Apple always makes a big deal about its commitment to using recycled materials in its devices, and recycling those devices as well. However, the partners it relies on to meet that commitment don't seem to be as dedicated to the cause, which has been hampering Apple's goodwill.
Breaking Apple's Trust
Apple has alleged Geep of stealing and reselling at least 103,845 iPhones, iPads and Watches that it was hired to disassemble. "At least 11,766 pounds of Apple devices left Geep's premises without being destroyed, a fact that Geep itself confirmed," reads a portion of Apple's complaint, as reported by The Logic via Apple-focus blog AppleInsider.
Apple had sent 531,966 iPhones, 25,673 iPads, and 19,277 Watches to Geep between January 2015 and December 2017, according to The Logic's report. However, after its audit, Apple discovered 18 percent of those devices were still active on mobile phone networks.
This 18 percent doesn't count Apple devices without a cellular radio. Apple has also claimed the number of stolen devices is likely higher since some iPad and Watch models don't connect to cell networks. Apple is now suing GEEP Canada for the money the resellers made off the devices, plus an addition $31 million Canadian ($A32.5 million).
However, the new company Quantum Lifecycle Partners told The Logic that "the lawsuit is between Geep and Apple and we have no knowledge regarding the details."
Deed of Rogue Employees
Apple has long been working to increase how much it recycles. However, and even as it attempts to move more of that process in house, it still continues to rely on certain partner companies. Recycling is also one of the key efforts Apple cites in its annual environmental report on how it's operating its facilities, and engineering its devices.
Geep not only has broken Apple's trust but has somewhat dented the iPhone maker's goodwill for which it is known.

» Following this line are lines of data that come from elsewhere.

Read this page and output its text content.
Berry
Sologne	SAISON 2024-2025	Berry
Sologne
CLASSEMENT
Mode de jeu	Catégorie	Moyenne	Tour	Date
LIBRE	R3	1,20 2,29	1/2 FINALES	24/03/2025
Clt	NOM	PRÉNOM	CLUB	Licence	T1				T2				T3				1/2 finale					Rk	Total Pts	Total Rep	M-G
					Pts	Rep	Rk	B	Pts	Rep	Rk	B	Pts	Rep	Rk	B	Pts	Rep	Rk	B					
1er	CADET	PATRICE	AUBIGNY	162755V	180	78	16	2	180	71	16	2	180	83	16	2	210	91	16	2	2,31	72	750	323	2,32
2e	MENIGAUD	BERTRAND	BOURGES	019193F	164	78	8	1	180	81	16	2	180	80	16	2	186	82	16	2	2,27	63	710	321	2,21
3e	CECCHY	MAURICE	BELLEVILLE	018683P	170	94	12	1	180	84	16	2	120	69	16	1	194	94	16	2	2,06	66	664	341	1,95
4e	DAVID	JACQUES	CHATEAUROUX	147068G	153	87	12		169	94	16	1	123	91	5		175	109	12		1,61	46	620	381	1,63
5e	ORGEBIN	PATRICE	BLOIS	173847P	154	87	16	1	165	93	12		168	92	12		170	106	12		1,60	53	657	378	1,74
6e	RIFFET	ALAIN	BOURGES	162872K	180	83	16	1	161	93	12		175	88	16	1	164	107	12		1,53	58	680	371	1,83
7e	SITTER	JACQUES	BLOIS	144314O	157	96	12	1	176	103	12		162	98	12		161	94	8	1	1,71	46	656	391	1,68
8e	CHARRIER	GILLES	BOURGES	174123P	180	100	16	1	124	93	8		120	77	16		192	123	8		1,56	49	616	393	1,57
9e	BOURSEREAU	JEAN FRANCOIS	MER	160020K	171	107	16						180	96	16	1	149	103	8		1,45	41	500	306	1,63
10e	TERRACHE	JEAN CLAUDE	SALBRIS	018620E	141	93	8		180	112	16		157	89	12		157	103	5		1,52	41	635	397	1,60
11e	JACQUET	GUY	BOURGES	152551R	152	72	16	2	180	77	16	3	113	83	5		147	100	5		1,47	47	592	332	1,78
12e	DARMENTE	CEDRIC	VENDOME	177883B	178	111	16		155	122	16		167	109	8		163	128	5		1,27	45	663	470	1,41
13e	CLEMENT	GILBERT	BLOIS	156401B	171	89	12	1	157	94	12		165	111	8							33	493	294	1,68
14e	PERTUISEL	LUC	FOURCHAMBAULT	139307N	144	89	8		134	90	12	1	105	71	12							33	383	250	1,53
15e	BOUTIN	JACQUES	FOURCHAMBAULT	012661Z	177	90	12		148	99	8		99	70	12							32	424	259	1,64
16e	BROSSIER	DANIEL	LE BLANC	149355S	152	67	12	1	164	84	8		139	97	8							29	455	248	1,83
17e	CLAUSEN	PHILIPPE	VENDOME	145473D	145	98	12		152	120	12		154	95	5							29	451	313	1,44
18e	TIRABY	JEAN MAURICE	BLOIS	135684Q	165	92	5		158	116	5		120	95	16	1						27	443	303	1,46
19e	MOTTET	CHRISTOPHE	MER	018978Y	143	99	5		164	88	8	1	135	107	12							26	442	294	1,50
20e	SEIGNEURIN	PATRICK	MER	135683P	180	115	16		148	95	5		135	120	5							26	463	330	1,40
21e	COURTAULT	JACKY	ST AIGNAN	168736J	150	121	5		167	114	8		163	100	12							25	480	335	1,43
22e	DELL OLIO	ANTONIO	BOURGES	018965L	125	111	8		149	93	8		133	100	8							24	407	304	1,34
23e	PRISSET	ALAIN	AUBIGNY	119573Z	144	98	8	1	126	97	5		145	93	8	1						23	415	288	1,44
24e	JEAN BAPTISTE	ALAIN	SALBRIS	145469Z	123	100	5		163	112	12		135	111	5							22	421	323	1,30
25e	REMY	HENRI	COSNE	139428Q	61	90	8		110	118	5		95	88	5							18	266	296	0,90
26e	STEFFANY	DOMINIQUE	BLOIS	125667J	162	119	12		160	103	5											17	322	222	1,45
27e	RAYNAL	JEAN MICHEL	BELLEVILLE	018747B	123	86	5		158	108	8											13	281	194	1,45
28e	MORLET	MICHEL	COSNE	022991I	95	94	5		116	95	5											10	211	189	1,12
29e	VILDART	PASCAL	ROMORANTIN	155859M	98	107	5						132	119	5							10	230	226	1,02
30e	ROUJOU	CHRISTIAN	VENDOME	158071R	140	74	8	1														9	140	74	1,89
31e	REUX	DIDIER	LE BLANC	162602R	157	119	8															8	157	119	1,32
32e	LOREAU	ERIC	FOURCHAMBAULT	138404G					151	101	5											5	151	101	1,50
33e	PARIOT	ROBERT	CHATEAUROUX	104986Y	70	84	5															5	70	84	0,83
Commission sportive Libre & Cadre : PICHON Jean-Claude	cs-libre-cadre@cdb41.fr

That said, Geep hasn't denied the thefts but has also filed a counter suit claiming that they were conducted by three "rogue" employees without the knowledge of the company.
Apple argues that these employees were in fact senior management at the company. Although the case has come to light only recently, Apple had filed the lawsuit in January 2020, while Geep filed the countersuit in July.
If Apple wins, Geep wants the three employees named in its lawsuit to pay the damages and costs. Geep also said that it suffered "extensive businesses losses" because of the thefts and Apple's terminating of the contract.